Двигались вперед все так же медленно, колеса скользили, а на выбоинах бричка чуть не опрокидывалась. Четверка добрых, сытых монастырских лошадей тянула без устали. Юрай покрикивал на них, щелкал кнутом, над лесом стояла мгла; постепенно спускаясь, она заволакивала деревья, в тумане каркали вороны. Когда подъехали к перекрестку и к корчме старой цыганки, осенний день уже угас. Пришлось остановиться здесь на ночь.

Сев в корчме за стол, ксендз Сурин спрятал лицо в руках. Так недавно сидел он здесь - думалось ему - полный благих надежд. Даже воспоминание об улетавших журавлях было печальным, но сладостным. Оно смешалось с воспоминаниями, которые уже никогда его не покинут, - детство, сено, мать-кармелитка, потом монастырь, мать Иоанна, реб Ише, - увы, все обрушилось, как штукатурка покинутого дома, теперь больше нет ничего, ждет его в Полоцке келья и борьба с сатаной, быть может, до конца дней.

Кто-то тронул его руку. Он поднял глаза. Возле него стояла корчмарка. Ее темные, пронзительные глаза проникали в его душу.

Авдотья покачала головой.

- Я же говорила, - прошептала она.

Ксендз отвернулся от нее.

- Хотите спать? - спросила она.

- Да, хочу, - ухватился ксендз Сурин за эту мысль.

- Так пойдемте.

Она провела его в боковую комнатушку, воткнула в стену лучину и вышла. Ксендз Сурин, сев на топчан, погрузился в прежнее раздумье. Собственно, это было не раздумье, скорее состояние духа, полупечальное, полублаженное, какое бывает в юности, когда, едва проснувшись, мы потягиваемся, лежа в постели. Ему даже хорошо было с этой гнетущей печалью в душе, даже двигаться не хотелось, чтобы не рассеять дымку, обволакивавшую его мнимым покоем. Он засыпал, и в дремоте этой весь мир, все, что его окружало, даже все люди, встречавшиеся в его несложной жизни, сливались вместе, становились тем же, чем был он, - одной страдающей душой. "Я - это ты, ты - это я", - повторял он слова, так сильно его поразившие.

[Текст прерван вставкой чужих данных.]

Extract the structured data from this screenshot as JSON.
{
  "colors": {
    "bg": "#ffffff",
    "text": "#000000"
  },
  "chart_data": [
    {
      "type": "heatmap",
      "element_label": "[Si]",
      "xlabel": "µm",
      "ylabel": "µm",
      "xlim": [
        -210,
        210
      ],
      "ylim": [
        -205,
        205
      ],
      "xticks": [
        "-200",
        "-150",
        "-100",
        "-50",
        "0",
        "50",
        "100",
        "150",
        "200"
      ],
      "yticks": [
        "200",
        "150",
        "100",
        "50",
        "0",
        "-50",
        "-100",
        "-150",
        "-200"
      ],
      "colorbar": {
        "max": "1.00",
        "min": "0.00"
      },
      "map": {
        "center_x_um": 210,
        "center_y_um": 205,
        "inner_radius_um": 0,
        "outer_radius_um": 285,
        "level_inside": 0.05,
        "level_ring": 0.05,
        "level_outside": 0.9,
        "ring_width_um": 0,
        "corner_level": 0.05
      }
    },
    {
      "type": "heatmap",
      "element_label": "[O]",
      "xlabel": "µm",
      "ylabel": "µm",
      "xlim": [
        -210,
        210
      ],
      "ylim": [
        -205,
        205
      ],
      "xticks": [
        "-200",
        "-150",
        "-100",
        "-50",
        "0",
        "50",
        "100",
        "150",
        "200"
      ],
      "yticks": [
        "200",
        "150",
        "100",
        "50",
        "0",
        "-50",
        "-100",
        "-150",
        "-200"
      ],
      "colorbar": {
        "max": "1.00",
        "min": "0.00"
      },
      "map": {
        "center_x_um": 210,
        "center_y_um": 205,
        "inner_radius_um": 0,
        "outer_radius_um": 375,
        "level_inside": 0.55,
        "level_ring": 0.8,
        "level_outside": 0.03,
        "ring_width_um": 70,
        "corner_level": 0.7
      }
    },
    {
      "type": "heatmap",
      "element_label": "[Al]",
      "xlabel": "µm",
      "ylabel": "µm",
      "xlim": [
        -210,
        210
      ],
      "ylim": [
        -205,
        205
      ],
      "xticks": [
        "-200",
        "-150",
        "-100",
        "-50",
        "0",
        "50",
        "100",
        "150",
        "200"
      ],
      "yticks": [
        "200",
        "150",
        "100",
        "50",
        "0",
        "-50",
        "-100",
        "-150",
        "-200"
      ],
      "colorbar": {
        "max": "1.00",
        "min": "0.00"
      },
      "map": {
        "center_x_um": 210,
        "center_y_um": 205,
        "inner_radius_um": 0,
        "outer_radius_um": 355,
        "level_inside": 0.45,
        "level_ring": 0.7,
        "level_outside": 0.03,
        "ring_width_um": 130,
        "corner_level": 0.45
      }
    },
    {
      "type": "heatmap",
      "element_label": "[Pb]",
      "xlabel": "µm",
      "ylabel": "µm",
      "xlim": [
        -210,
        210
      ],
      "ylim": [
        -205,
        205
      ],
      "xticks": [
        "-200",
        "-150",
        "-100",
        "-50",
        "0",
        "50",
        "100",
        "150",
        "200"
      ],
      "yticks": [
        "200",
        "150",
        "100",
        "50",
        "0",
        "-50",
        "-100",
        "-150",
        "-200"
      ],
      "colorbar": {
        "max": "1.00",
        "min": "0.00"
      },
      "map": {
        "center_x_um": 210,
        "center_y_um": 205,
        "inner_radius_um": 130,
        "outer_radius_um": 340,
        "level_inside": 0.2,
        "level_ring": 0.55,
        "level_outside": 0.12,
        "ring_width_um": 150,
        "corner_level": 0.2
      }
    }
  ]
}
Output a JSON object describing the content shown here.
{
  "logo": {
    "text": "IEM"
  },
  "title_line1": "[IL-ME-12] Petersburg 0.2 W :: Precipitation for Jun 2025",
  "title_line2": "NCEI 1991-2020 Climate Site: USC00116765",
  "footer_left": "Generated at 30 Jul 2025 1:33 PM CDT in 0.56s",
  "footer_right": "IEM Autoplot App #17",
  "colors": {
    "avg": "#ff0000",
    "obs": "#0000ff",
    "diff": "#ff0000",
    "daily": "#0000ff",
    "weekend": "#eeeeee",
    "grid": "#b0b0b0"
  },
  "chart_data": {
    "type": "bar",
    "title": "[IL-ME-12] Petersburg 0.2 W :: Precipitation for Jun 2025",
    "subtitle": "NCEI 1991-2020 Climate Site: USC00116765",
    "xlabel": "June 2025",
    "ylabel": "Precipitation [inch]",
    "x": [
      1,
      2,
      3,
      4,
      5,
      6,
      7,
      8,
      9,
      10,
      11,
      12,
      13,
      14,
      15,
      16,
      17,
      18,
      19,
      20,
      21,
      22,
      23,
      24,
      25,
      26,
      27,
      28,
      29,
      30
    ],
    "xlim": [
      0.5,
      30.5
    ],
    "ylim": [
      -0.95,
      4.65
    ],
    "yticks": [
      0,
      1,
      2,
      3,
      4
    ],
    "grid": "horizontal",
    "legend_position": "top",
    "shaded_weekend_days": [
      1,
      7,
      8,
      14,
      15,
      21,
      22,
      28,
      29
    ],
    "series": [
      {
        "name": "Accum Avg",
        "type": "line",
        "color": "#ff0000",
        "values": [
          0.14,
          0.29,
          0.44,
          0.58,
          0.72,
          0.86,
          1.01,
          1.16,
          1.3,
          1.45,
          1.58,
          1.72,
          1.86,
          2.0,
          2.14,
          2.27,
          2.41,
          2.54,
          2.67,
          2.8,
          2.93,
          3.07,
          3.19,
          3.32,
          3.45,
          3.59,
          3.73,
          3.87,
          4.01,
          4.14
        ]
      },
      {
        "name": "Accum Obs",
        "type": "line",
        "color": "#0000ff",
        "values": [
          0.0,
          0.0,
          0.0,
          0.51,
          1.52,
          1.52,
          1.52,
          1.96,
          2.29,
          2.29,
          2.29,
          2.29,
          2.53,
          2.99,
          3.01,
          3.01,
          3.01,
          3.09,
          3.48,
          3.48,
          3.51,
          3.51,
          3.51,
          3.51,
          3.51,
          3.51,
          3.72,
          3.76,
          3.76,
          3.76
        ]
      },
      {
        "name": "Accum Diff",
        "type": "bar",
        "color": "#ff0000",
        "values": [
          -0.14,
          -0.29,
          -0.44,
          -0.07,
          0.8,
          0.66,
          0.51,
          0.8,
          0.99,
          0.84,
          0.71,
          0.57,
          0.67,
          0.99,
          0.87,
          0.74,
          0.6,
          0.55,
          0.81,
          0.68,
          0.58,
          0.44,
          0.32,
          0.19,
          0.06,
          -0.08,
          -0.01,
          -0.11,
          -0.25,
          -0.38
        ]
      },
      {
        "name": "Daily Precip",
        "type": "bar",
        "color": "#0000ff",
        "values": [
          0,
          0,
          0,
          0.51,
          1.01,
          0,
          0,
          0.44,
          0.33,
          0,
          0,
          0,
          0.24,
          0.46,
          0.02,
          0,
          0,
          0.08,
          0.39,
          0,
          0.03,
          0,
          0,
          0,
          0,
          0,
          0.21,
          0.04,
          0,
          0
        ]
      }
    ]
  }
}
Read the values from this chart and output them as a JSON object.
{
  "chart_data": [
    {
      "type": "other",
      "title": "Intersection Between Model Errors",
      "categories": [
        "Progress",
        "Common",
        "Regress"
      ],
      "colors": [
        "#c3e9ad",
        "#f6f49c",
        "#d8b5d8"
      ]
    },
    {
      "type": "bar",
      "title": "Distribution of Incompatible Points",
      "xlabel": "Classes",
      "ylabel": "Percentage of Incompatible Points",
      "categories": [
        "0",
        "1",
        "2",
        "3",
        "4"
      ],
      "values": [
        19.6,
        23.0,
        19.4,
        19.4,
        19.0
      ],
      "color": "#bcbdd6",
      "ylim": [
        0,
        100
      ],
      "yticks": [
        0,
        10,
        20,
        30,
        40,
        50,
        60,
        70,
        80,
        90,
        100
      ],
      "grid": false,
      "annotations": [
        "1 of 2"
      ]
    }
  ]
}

Лучина догорела и погасла. Он посмотрел в окно. Когда глаза привыкли к темноте, он заметил, что облака в небе и туман на земле быстро расходятся. Ветер рассеивал их, гоня к востоку, и между мглистых клочьев стало проглядывать сапфирно-синее, прозрачное, почти весеннее небо. Бывают такие осенние ночи, когда после облачного дня небо прояснится, вызвездится все, становится как бы хрустальным шатром, и разбросанные как попало созвездия сияют влажным, будто в апреле, светом. Но только теперь это были созвездия осенние: медленно поднимались над лесом Плеяды и ползли по темно-синему небу.

Сама возможность покоя, которым - хоть и было ветрено - дышала вся природа, показалась ему мучительной, а сияние звезд, бег облаков, словно ножом, ранили его сердце. Жестокость природы, равнодушно глядящей на муки сердец и умов человеческих, мнилась ему еще одной дьявольской пыткой, а покой этот - западней, в которой грозно притаилась смертельная опасность.

"Заснули, - подумал он о бесах, - кажется, и впрямь заснули во мне, завалили всю мою душу своей черной плотью". Он непрестанно чувствовал в себе эти черные груды смрадного мяса.

"Но нет, не заснули, а обратились в ветер, в деревья, в облака, чтобы терзать меня их безразличием. Природа вечно счастлива, по сути, она от века спасена, ибо не способна пасть, а я, предназначенный для величайших свершений, величайших чувств и постижений, я, превосходящий ее величием и могуществом, ибо познал себя и бога, внезапно низвергнут ниже любой твари, стал игралищем безмерно могучих сил зла! Что мне эти облака, эти деревья, эта луна, эти березы, уже стоящие без листьев, - когда вся эта красота только издевка над красотой, утраченной мною навеки. Я знаю, бесы, раз они уже во мне, навсегда во мне и останутся, - и то, во что я превратился, как бы и не зависит от них. Грех - это не бес, и не бесы меня одолевают, но грех, отымающий у меня то, для чего я предназначен, вотчину мою вечность".

Да, теперь он понял, что причина падения его не в одержимости бесами. И что одержимость эта, столь мучительная, постыдная, возбуждающая в людях либо обидный смех, либо холодное любопытство, ярмарочную жажду зрелища, всего только следствие его чудовищной вины. Бесы снова будут его мучить, но мука эта не так страшна, как сознание, что он сам, по своей воле, лишил себя блаженства вечного.